I might have bought a horse on Christmas day. I don't think so, but the duck definitely did not survive.
The horse comes later in the story. First you have to understand that I apparently look almost exactly like some guy who either lives on St. Croix or used to. I've been mistaken for him four or five times. One guy challenged me rather aggressively when I claimed not to be him, asked me how my two sisters in Phoenix are. For the record, I have seven sisters, none of whom live in Phoenix although when we were kids we visited the Grand Canyon, which is in Arizona but I don't think that counts. Another guy was sure we used to work together. It took me several minutes to convince him we didn't. I've had people yell his name, "Winegar!" as I drove by. So I apparently look exactly like him and that may or may not have anything to do with this. (Winegar, by the way, must be a devilishly handsome fellow.)

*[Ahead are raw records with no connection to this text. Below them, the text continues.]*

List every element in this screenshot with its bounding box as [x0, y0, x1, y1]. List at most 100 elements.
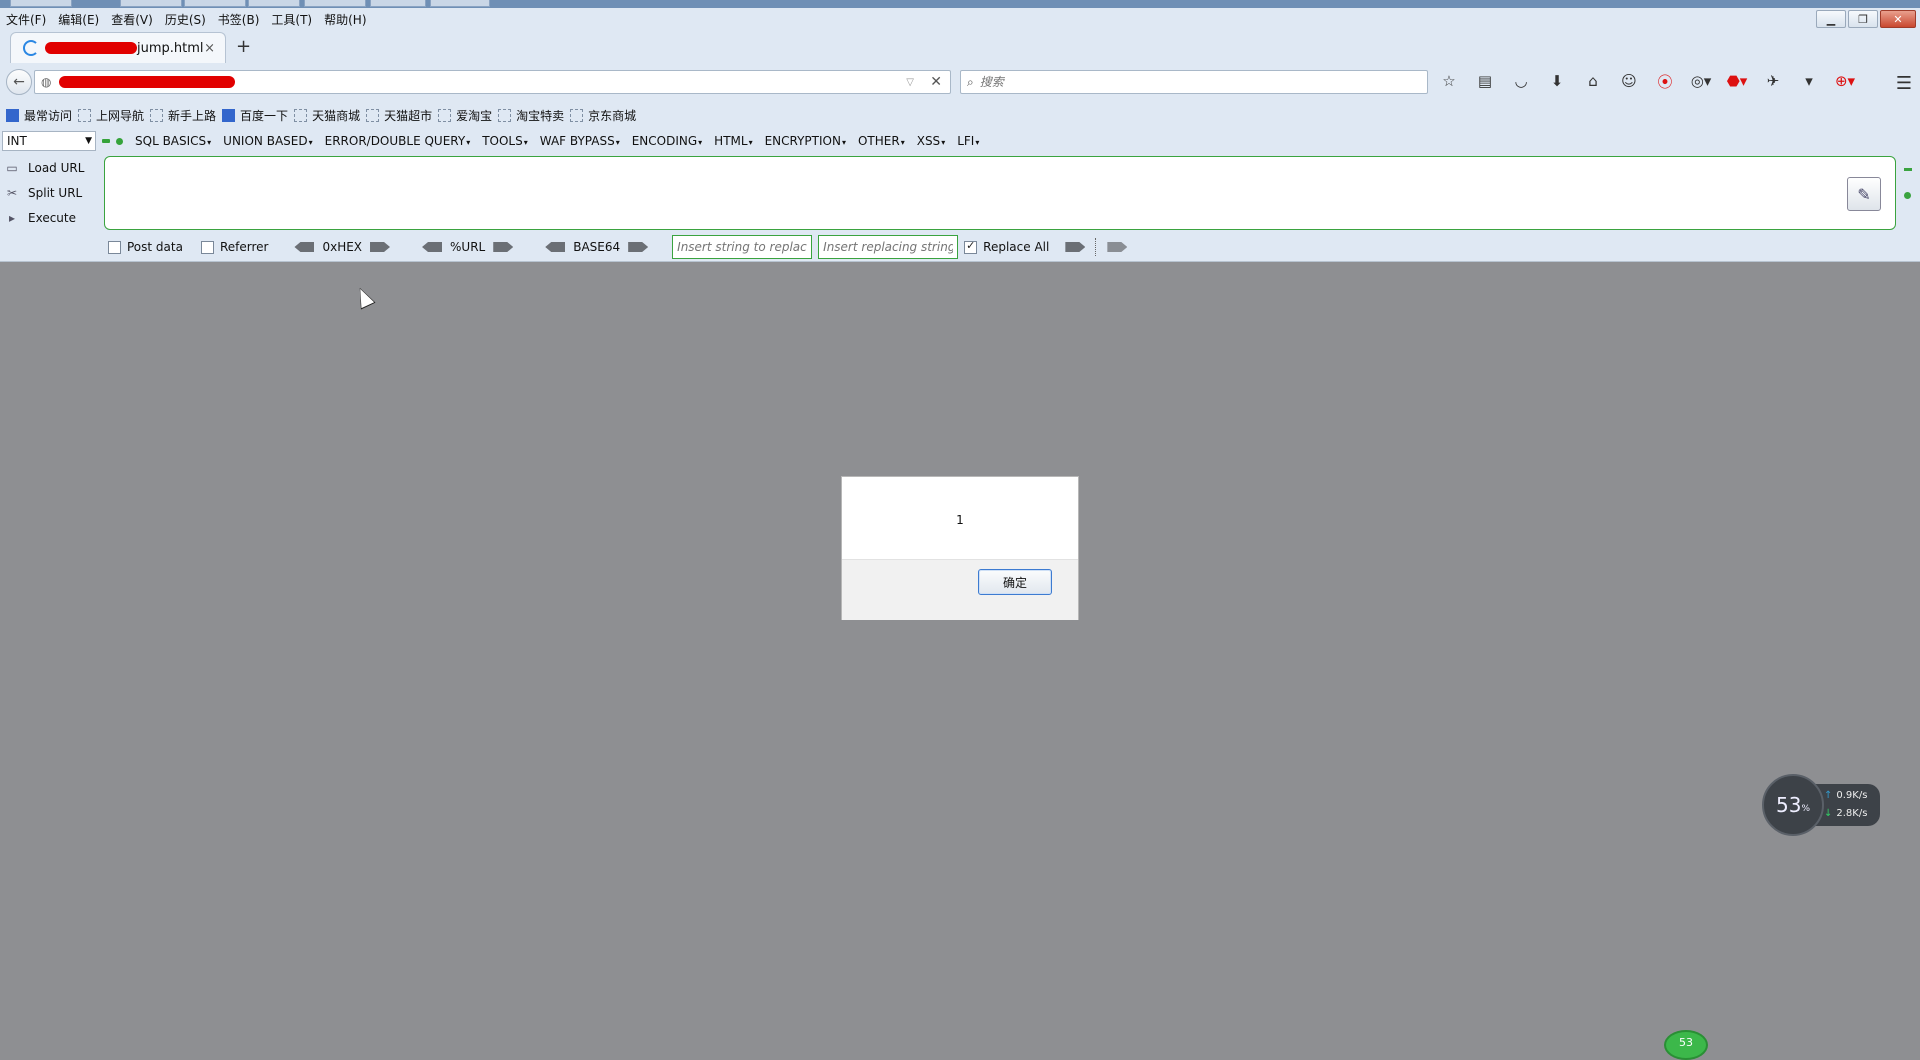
- download-icon[interactable]: ⬇: [1546, 71, 1568, 91]
- site-identity-icon[interactable]: ◍: [41, 75, 51, 89]
- url-dropdown-icon[interactable]: ▽: [906, 77, 914, 88]
- close-window-button[interactable]: ✕: [1880, 10, 1916, 28]
- tab-active[interactable]: jump.html ×: [10, 32, 226, 63]
- hackbar-menu-html[interactable]: HTML: [714, 134, 752, 148]
- hackbar-menu-sql-basics[interactable]: SQL BASICS: [135, 134, 211, 148]
- hex-encoder: 0xHEX: [286, 240, 398, 254]
- bookmark-item[interactable]: 天猫超市: [366, 107, 432, 124]
- bookmark-item[interactable]: 新手上路: [150, 107, 216, 124]
- tray-badge[interactable]: 53: [1664, 1030, 1708, 1060]
- adblock-icon[interactable]: ⬣▾: [1726, 71, 1748, 91]
- hackbar-url-textarea[interactable]: ✎: [104, 156, 1896, 230]
- chat-icon[interactable]: ☺: [1618, 71, 1640, 91]
- addon-icon[interactable]: ◎▾: [1690, 71, 1712, 91]
- base64-encode-arrow-icon[interactable]: [628, 242, 649, 252]
- hackbar-menu-error-double-query[interactable]: ERROR/DOUBLE QUERY: [325, 134, 471, 148]
- ok-button[interactable]: 确定: [978, 569, 1052, 595]
- bookmarks-bar: 最常访问 上网导航 新手上路 百度一下 天猫商城 天猫超市 爱淘宝 淘宝特卖 京…: [0, 104, 1920, 126]
- replace-search-input[interactable]: [672, 235, 813, 259]
- url-encoder: %URL: [414, 240, 521, 254]
- execute-button[interactable]: ▸ Execute: [0, 205, 100, 230]
- url-decode-arrow-icon[interactable]: [422, 242, 443, 252]
- hackbar-menu-encryption[interactable]: ENCRYPTION: [765, 134, 846, 148]
- post-data-toggle[interactable]: Post data: [108, 240, 183, 254]
- extension-dropdown-icon[interactable]: ▾: [1798, 71, 1820, 91]
- home-icon[interactable]: ⌂: [1582, 71, 1604, 91]
- back-button[interactable]: ←: [6, 69, 32, 95]
- base64-label: BASE64: [573, 240, 621, 254]
- url-encode-arrow-icon[interactable]: [493, 242, 514, 252]
- replace-with-input[interactable]: [818, 235, 959, 259]
- new-tab-button[interactable]: +: [236, 36, 251, 57]
- status-dash-icon: [102, 139, 110, 143]
- url-bar[interactable]: ◍ ▽ ✕: [34, 70, 951, 94]
- bookmark-item[interactable]: 天猫商城: [294, 107, 360, 124]
- taskbar-item[interactable]: [430, 0, 490, 7]
- hackbar-menu-union-based[interactable]: UNION BASED: [223, 134, 312, 148]
- hackbar-menu-lfi[interactable]: LFI: [957, 134, 979, 148]
- notepad-icon[interactable]: ✎: [1847, 177, 1881, 211]
- post-data-checkbox[interactable]: [108, 240, 121, 254]
- hamburger-menu-icon[interactable]: ☰: [1896, 73, 1912, 94]
- navigation-bar: ← ◍ ▽ ✕ ⌕ ☆ ▤ ◡ ⬇ ⌂ ☺ ⦿ ◎▾ ⬣▾ ✈ ▾ ⊕▾ ☰: [0, 65, 1920, 97]
- replace-reverse-arrow-icon[interactable]: [1107, 242, 1128, 252]
- mouse-cursor-fill: [353, 285, 375, 309]
- search-bar[interactable]: ⌕: [960, 70, 1428, 94]
- bookmark-item[interactable]: 京东商城: [570, 107, 636, 124]
- taskbar-item[interactable]: [304, 0, 366, 7]
- taskbar-item[interactable]: [184, 0, 246, 7]
- hex-decode-arrow-icon[interactable]: [294, 242, 315, 252]
- hackbar-menu-tools[interactable]: TOOLS: [482, 134, 528, 148]
- referrer-toggle[interactable]: Referrer: [200, 240, 268, 254]
- replace-arrow-icon[interactable]: [1065, 242, 1086, 252]
- taskbar-item[interactable]: [10, 0, 72, 7]
- tab-close-icon[interactable]: ×: [204, 41, 215, 56]
- replace-all-toggle[interactable]: Replace All: [964, 239, 1049, 254]
- minimize-button[interactable]: ▁: [1816, 10, 1846, 28]
- bookmark-item[interactable]: 淘宝特卖: [498, 107, 564, 124]
- hackbar-menu-encoding[interactable]: ENCODING: [632, 134, 702, 148]
- menu-view[interactable]: 查看(V): [105, 11, 159, 28]
- hackbar-menu-other[interactable]: OTHER: [858, 134, 905, 148]
- plus-addon-icon[interactable]: ⊕▾: [1834, 71, 1856, 91]
- redaction-mark: [45, 42, 137, 54]
- taskbar-item[interactable]: [370, 0, 426, 7]
- search-input[interactable]: [977, 74, 1402, 90]
- pocket-icon[interactable]: ◡: [1510, 71, 1532, 91]
- tab-strip: jump.html × +: [0, 32, 1920, 63]
- network-monitor-widget[interactable]: 0.9K/s 2.8K/s 53%: [1762, 774, 1882, 836]
- load-url-button[interactable]: ▭ Load URL: [0, 155, 100, 180]
- stop-icon[interactable]: ✕: [930, 74, 942, 90]
- play-icon: ▸: [8, 210, 16, 225]
- hackbar-menu-waf-bypass[interactable]: WAF BYPASS: [540, 134, 620, 148]
- hex-encode-arrow-icon[interactable]: [370, 242, 391, 252]
- referrer-checkbox[interactable]: [200, 240, 214, 254]
- base64-decode-arrow-icon[interactable]: [545, 242, 566, 252]
- loading-spinner-icon: [23, 40, 39, 56]
- bookmark-item[interactable]: 最常访问: [6, 107, 72, 124]
- taskbar-item[interactable]: [248, 0, 300, 7]
- hackbar-menu-xss[interactable]: XSS: [917, 134, 945, 148]
- reading-list-icon[interactable]: ▤: [1474, 71, 1496, 91]
- search-icon: ⌕: [967, 74, 974, 89]
- bookmark-item[interactable]: 百度一下: [222, 107, 288, 124]
- url-label: %URL: [450, 240, 486, 254]
- bookmark-star-icon[interactable]: ☆: [1438, 71, 1460, 91]
- replace-all-checkbox[interactable]: [964, 239, 978, 254]
- bookmark-item[interactable]: 上网导航: [78, 107, 144, 124]
- menu-edit[interactable]: 编辑(E): [52, 11, 105, 28]
- restore-button[interactable]: ❐: [1848, 10, 1878, 28]
- split-url-button[interactable]: ✂ Split URL: [0, 180, 100, 205]
- menu-bookmarks[interactable]: 书签(B): [212, 11, 266, 28]
- taskbar-item[interactable]: [120, 0, 182, 7]
- menu-help[interactable]: 帮助(H): [318, 11, 372, 28]
- taskbar-strip: [0, 0, 1920, 8]
- menu-history[interactable]: 历史(S): [159, 11, 212, 28]
- menu-tools[interactable]: 工具(T): [265, 11, 318, 28]
- side-dash-icon: [1904, 168, 1912, 171]
- type-select[interactable]: INT ▼: [2, 131, 96, 151]
- extension-icon[interactable]: ✈: [1762, 71, 1784, 91]
- opera-icon[interactable]: ⦿: [1654, 71, 1676, 91]
- menu-file[interactable]: 文件(F): [0, 11, 52, 28]
- bookmark-item[interactable]: 爱淘宝: [438, 107, 492, 124]
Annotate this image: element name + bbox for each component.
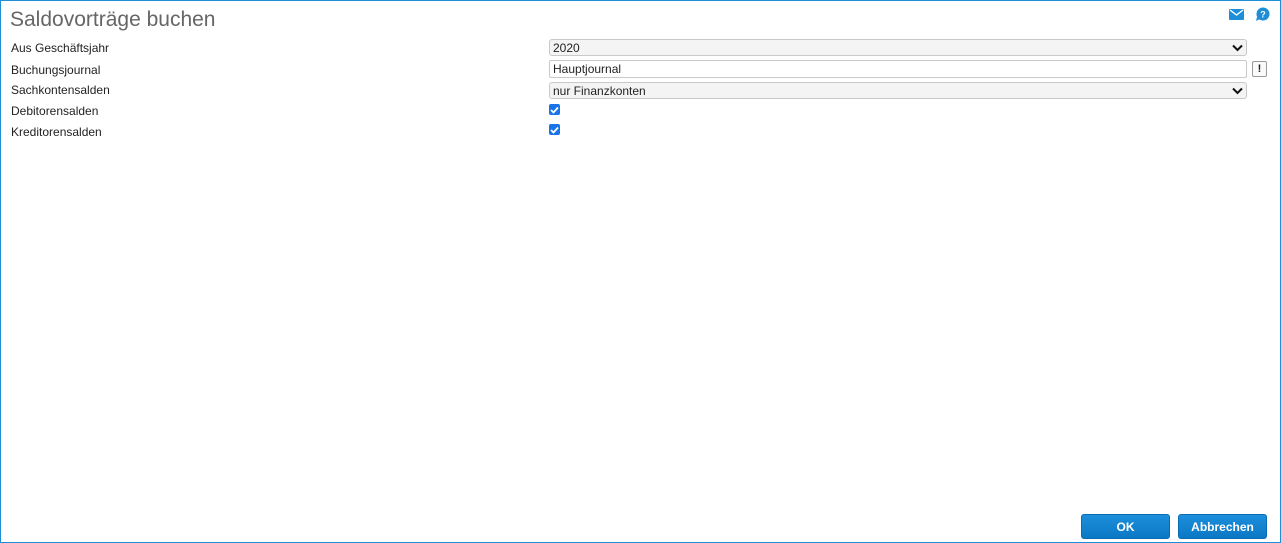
svg-text:?: ? [1260,9,1266,19]
header-icons: ? [1228,6,1270,22]
chevron-down-icon [1232,85,1243,96]
creditor-balances-label: Kreditorensalden [11,125,102,139]
checkmark-icon [550,126,559,134]
journal-label: Buchungsjournal [11,63,101,77]
exclamation-icon: ! [1257,63,1262,75]
account-balances-select[interactable]: nur Finanzkonten [549,82,1247,99]
checkmark-icon [550,106,559,114]
chevron-down-icon [1232,42,1243,53]
journal-input[interactable]: Hauptjournal [549,60,1247,78]
journal-value: Hauptjournal [553,62,622,76]
fiscal-year-value: 2020 [553,40,580,55]
debtor-balances-checkbox[interactable] [549,104,560,115]
ok-button[interactable]: OK [1081,514,1170,539]
account-balances-label: Sachkontensalden [11,83,110,97]
debtor-balances-label: Debitorensalden [11,104,99,118]
journal-lookup-button[interactable]: ! [1252,61,1267,77]
dialog-title: Saldovorträge buchen [10,8,216,31]
cancel-button[interactable]: Abbrechen [1178,514,1267,539]
dialog-window: Saldovorträge buchen ? Aus Geschäftsjahr… [0,0,1281,543]
help-icon[interactable]: ? [1254,6,1270,22]
fiscal-year-label: Aus Geschäftsjahr [11,41,110,55]
account-balances-value: nur Finanzkonten [553,83,646,98]
mail-icon[interactable] [1228,6,1244,22]
creditor-balances-checkbox[interactable] [549,124,560,135]
fiscal-year-select[interactable]: 2020 [549,39,1247,56]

On Christmas Eve Tori had gone with a co-worker to another co-worker’s home and killed I think eight ducks, cleaning them and plucking them. She came home with one for Christmas dinner, the hunter gatherer returning with the feast and many gory stories about viscera. Also a bit of blood on her clothes. Our son Jack was visiting us from the Bay Area and Christmas morning was great. Then Tori set about roasting the duck – which apparently involves as many steps as launching a small weather satellite – while I had to work briefly. I walked down to Budhoe Park to cover a Christmas concert that was supposed to happen at 6 p.m. Not a bad walk, mile and a little bit, maybe a mile and a half.
Got there, and there was no one. No one was there. No concert. Nothing. That happens more often than you'd think. Something is planned and then canceled, and everyone just seems to know that it isn't going to happen, but I just don't seem to be hooked into whatever kind of social telegraph would have tipped me off. Disappointing, because I get paid by the story, but I saw a gorgeous sunset in the balmy weather. I hung around for a while, just in case, but it was, after all, Christmas day, and a really good dinner was coming up, so I turned around and started walking home.
Walking up King Street I found myself drawing up on an old woman with a cane who was laboring up the hill a bit slower than me. As I passed her, I said, "Good night," which is required, it's part of living here - Good morning, good afternoon, good night.
Anyway, she answered "Good night," then as I pulling away, she said what sounded like, "Savwok."
I turned. She said it again. I said, "I'm sorry, but what?" She repeated it, then seeing I didn't get it, said, "You're going home, right?" I said yes. She said, drawing it out and over-enunciating as you would to a small child, "Have a safe walk."
"Oh, I've been here over a year, but that's a new one on me, thanks," I said. Merry Christmas."
"You too dahlin."
So I head off, walking down the road, and here comes a guy on a horse. So I stepped back to give him the right of way, but he stops, so his horse is blocking me, and tells me he knows me. Well, maybe. Maybe he knows Winegar. Or maybe he's just stoned, which in fact he was.
I'm told people sometimes talk about the white family in Smithfield who never sleep: “De lights and de noise be on all de time.” That would be us. Definitely not the family Winegar, although they may have curious sleeping habits as well.
Anyway, the stoned horseman – for he was indeed seriously stoned – points to my hat and mentions the race car. No, it's my Seattle Seahawks cap but I decide not to press the point.
The guy starts talking about his horse. I think he said something like, "Next time I bring you one, you see." Then I think he was comparing his horse to a dog, with the dog coming out second best but both rating high in intelligence and loyalty. Or he might not. There seemed to be a part with how the horse is around children although I could have gotten that wrong. It might have been something completely different. The point is, I couldn't understand a word he was saying, but he was saying it in a very friendly, enthusiastic way, and that's always kind of entertaining.
The guy was seriously Crucian, which means his patois is right on the edge of my understanding in the best of circumstances. Others in the family have much less trouble, but this guy also was stoned, so there was that. He might have been comparing horses and boll weevils, or Ukrainians. Or it might have had nothing to do with horses, although he did pat the wiry steed vigorously several times. His sweeping hand gestures, which twice almost toppled him from his mount, weren't helping convey whatever the message was.
At the five-minute mark I was looking hard for a way to end it. Every time there was a slight slowing in the flow of words I'd try, "Well, gotta ..." but that's as far as I got. We shook hands two or three times, fist bumped a few more. He wasn't going to stop until he'd said what he wanted to say. Finally I heard something that again sounded like, "You see. I show you. I bring you one next time." And, smiling and nodding, I thanked him again and finally was back on my way.
It was a safe walk, and an interesting one. And as I neared the house and the fabulous Christmas dinner of roast duck and pork and potatoes and salad and fresh bread rolls, a thought hit me. In my nodding and smiling and all, had I just agreed to buy a horse that the stoned horseman would bring over “next time?”
I don’t think so, but if I did, I hope Winegar has a place to keep it.